Het stroompje waar de kristallen gevonden waren lag in een krater. Toen na terugkomst de daar verzamelde monsters goed geanalyseerd konden worden, bleek de krater gevormd te zijn door een 4,5 miljard jaar oude meteoriet die zo’n 15.000 jaar geleden op aarde insloeg. Daaruit zou je de conclusie kunnen trekken dat quasikristallen een soort ruimtestenen zijn, maar juist door de omstandigheden van de inslag konden de quasikristallen, gewoon hier op aarde, vormen.

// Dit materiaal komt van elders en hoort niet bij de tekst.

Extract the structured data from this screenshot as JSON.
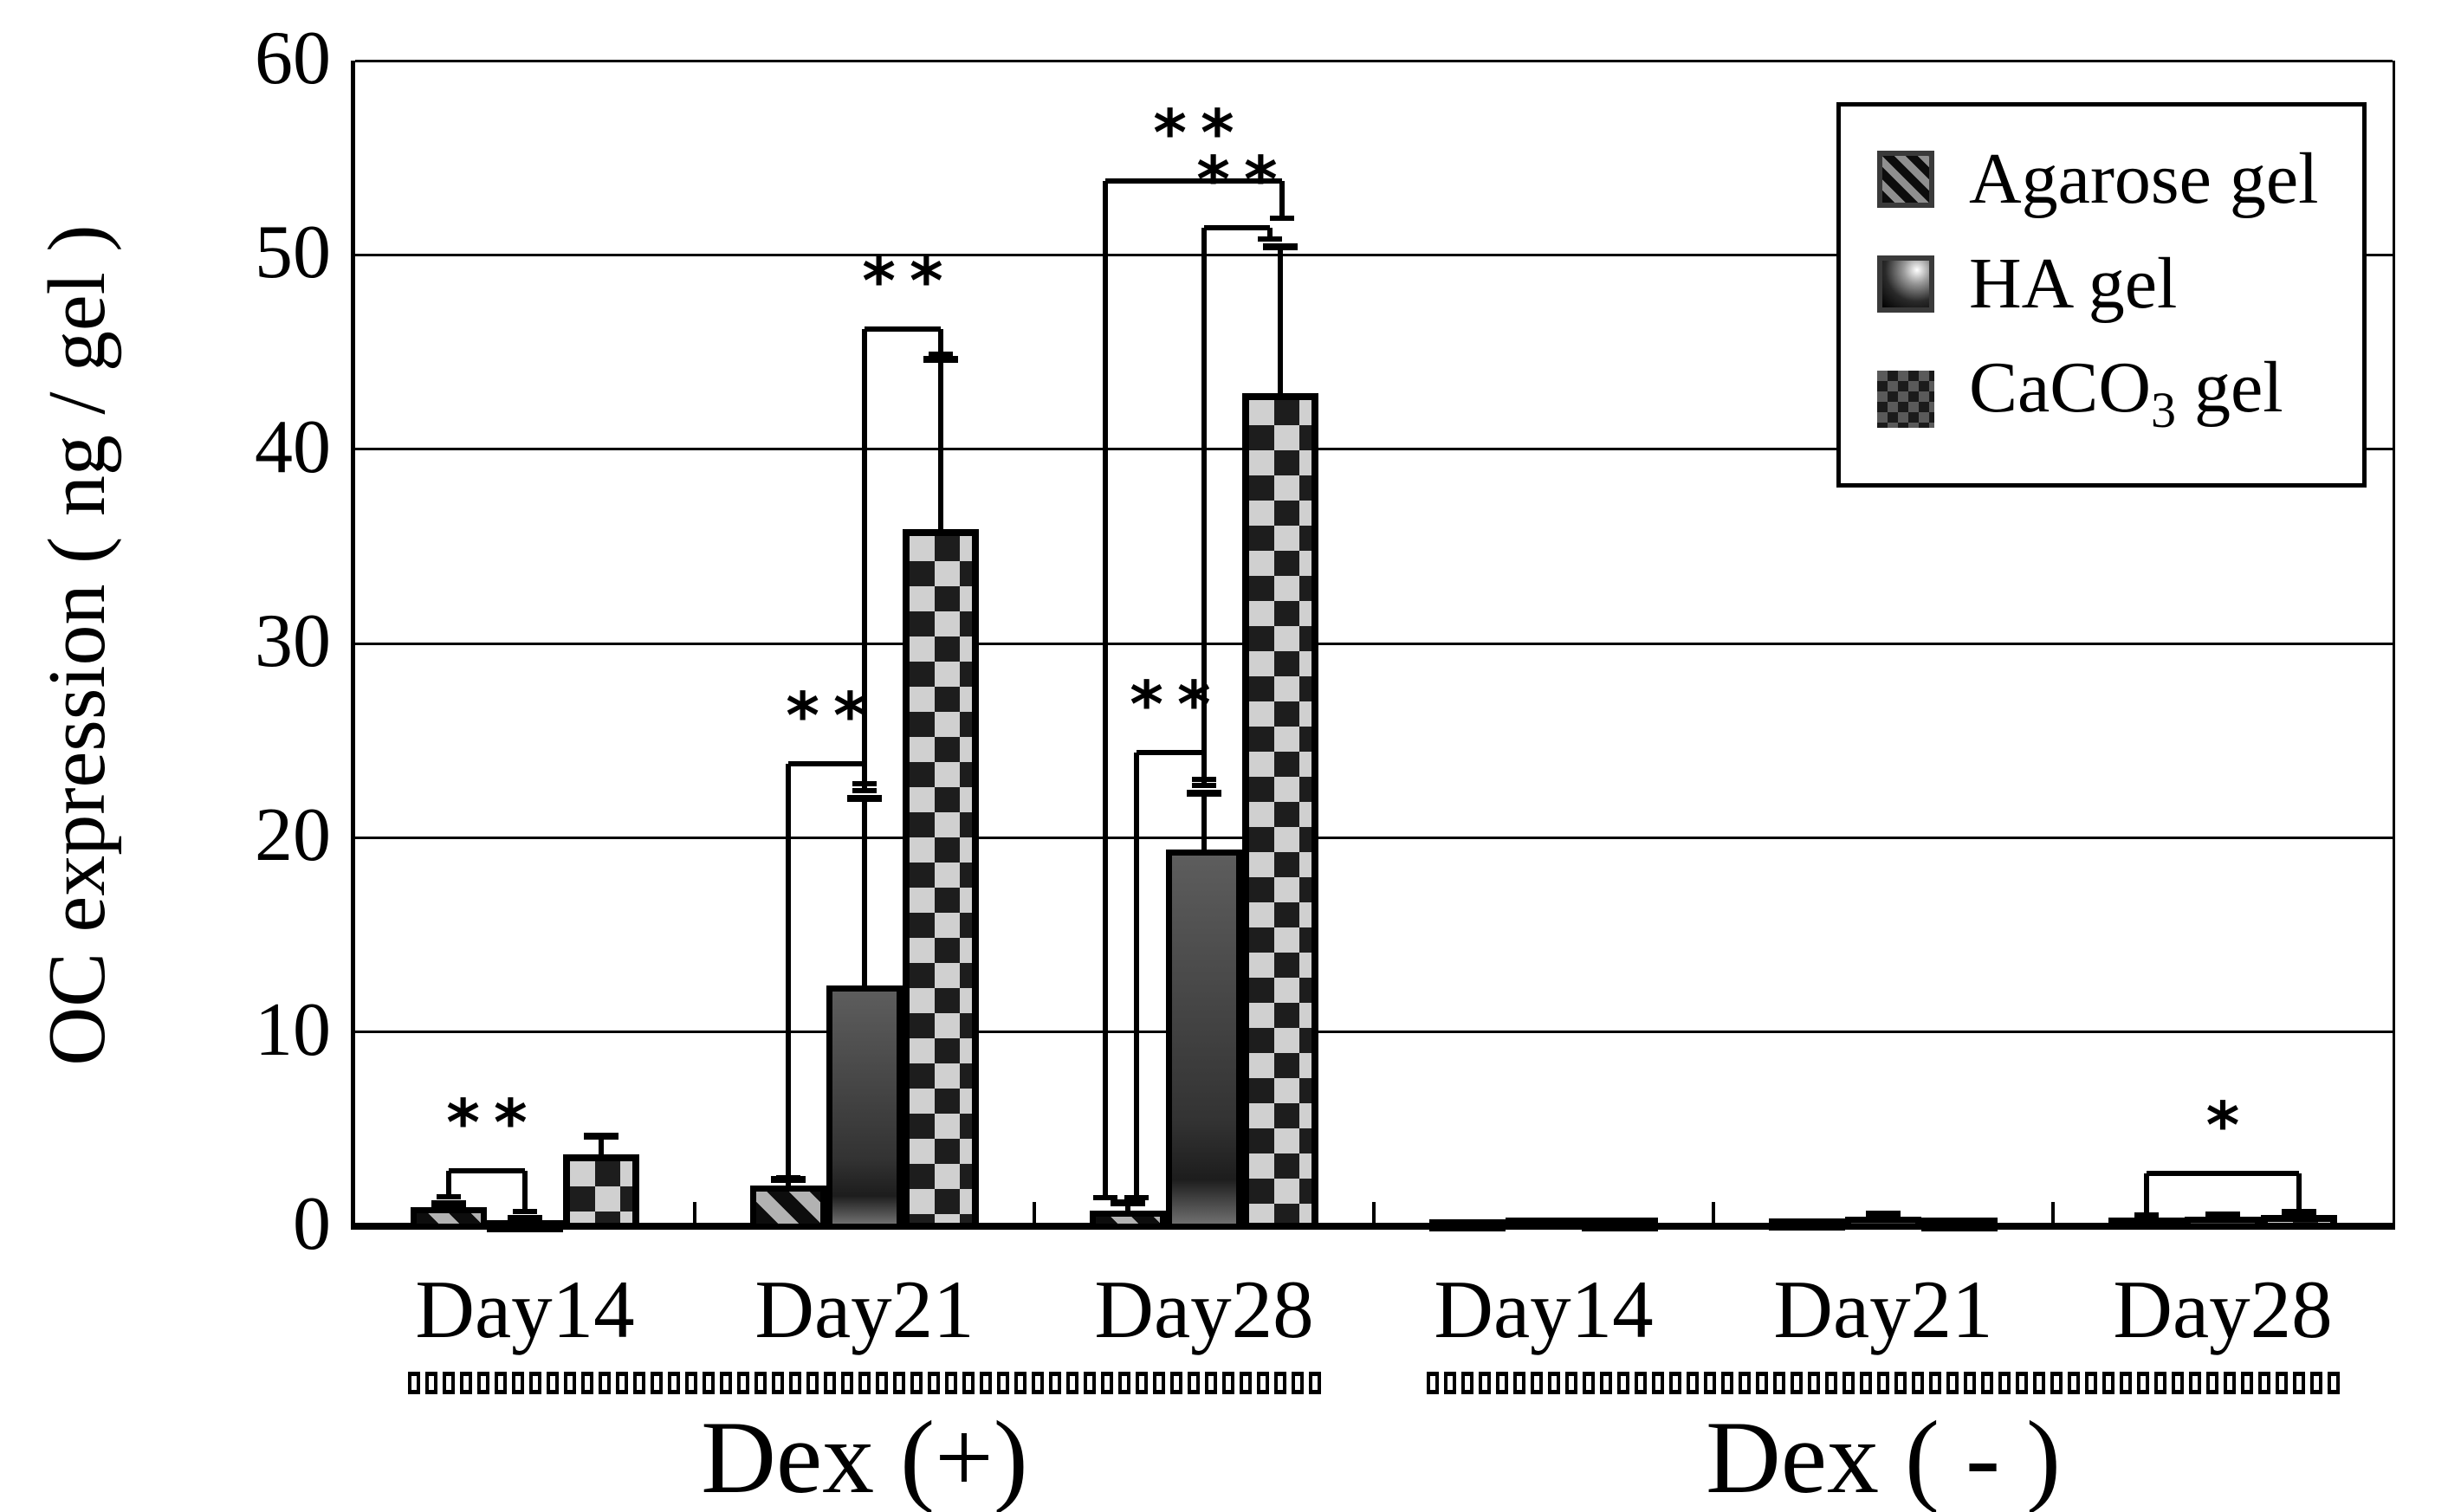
{
  "figure": {
    "background": "#ffffff",
    "ink": "#000000"
  },
  "chart_data": {
    "type": "bar",
    "title": "",
    "ylabel": "OC expression ( ng / gel )",
    "xlabel": "",
    "ylim": [
      0,
      60
    ],
    "yticks": [
      "0",
      "10",
      "20",
      "30",
      "40",
      "50",
      "60"
    ],
    "grid": "horizontal",
    "legend_position": "top-right",
    "group_labels": [
      "Day14",
      "Day21",
      "Day28",
      "Day14",
      "Day21",
      "Day28"
    ],
    "conditions": [
      {
        "label": "Dex (+)",
        "start_group": 0,
        "end_group": 2
      },
      {
        "label": "Dex ( - )",
        "start_group": 3,
        "end_group": 5
      }
    ],
    "series": [
      {
        "name": "Agarose gel",
        "pattern": "agarose",
        "values": [
          1.0,
          2.1,
          0.8,
          0.35,
          0.4,
          0.45
        ],
        "errors": [
          0.15,
          0.3,
          0.4,
          0,
          0,
          0
        ]
      },
      {
        "name": "HA gel",
        "pattern": "ha",
        "values": [
          0.3,
          12.4,
          19.4,
          0.45,
          0.5,
          0.5
        ],
        "errors": [
          0.1,
          9.6,
          2.9,
          0,
          0.12,
          0.1
        ]
      },
      {
        "name": "CaCO3 gel",
        "pattern": "caco",
        "values": [
          3.7,
          35.9,
          42.9,
          0.45,
          0.45,
          0.6
        ],
        "errors": [
          0.95,
          8.7,
          7.5,
          0,
          0,
          0.12
        ]
      }
    ],
    "legend": [
      {
        "pre": "Agarose gel",
        "sub": "",
        "post": "",
        "pattern": "agarose"
      },
      {
        "pre": "HA gel",
        "sub": "",
        "post": "",
        "pattern": "ha"
      },
      {
        "pre": "CaCO",
        "sub": "3",
        "post": " gel",
        "pattern": "caco"
      }
    ],
    "significance": [
      {
        "group": 0,
        "from": 0,
        "to": 1,
        "y": 2.85,
        "foot_left": 1.5,
        "foot_right": 0.75,
        "dx1": 0,
        "dx2": 0,
        "label": "**"
      },
      {
        "group": 1,
        "from": 0,
        "to": 1,
        "y": 23.8,
        "foot_left": 2.5,
        "foot_right": 22.4,
        "dx1": 0,
        "dx2": 0,
        "label": "**"
      },
      {
        "group": 1,
        "from": 1,
        "to": 2,
        "y": 46.2,
        "foot_left": 22.8,
        "foot_right": 44.9,
        "dx1": 0,
        "dx2": 0,
        "label": "**"
      },
      {
        "group": 2,
        "from": 0,
        "to": 1,
        "y": 24.4,
        "foot_left": 1.45,
        "foot_right": 22.7,
        "dx1": 10,
        "dx2": 0,
        "label": "**"
      },
      {
        "group": 2,
        "from": 1,
        "to": 2,
        "y": 51.4,
        "foot_left": 23.0,
        "foot_right": 50.8,
        "dx1": 0,
        "dx2": -12,
        "label": "**"
      },
      {
        "group": 2,
        "from": 0,
        "to": 2,
        "y": 53.8,
        "foot_left": 1.45,
        "foot_right": 51.9,
        "dx1": -26,
        "dx2": 2,
        "label": "**"
      },
      {
        "group": 5,
        "from": 0,
        "to": 2,
        "y": 2.7,
        "foot_left": 0.6,
        "foot_right": 0.7,
        "dx1": 0,
        "dx2": 0,
        "label": "*"
      }
    ]
  }
}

Het avontuur van Bindi en Steinhardt was dus niet zonder resultaat. Er zijn twee verschillende stukjes natuurlijk quasikristal gevonden, wat aangeeft dat het niet uniek is dat zulke kristallen in de natuur ontstaan. Daarnaast is er iets meer duidelijkheid over de vormingsomstandigheden van zulke kristallen. Sinds de vondst in 2011 zijn er geen nieuwe natuurlijke quasikristallen gevonden, maar er is ook niet echt gezocht. We weet in welke verre uithoeken er dus nog meer quasikristallen op ons liggen te wachten!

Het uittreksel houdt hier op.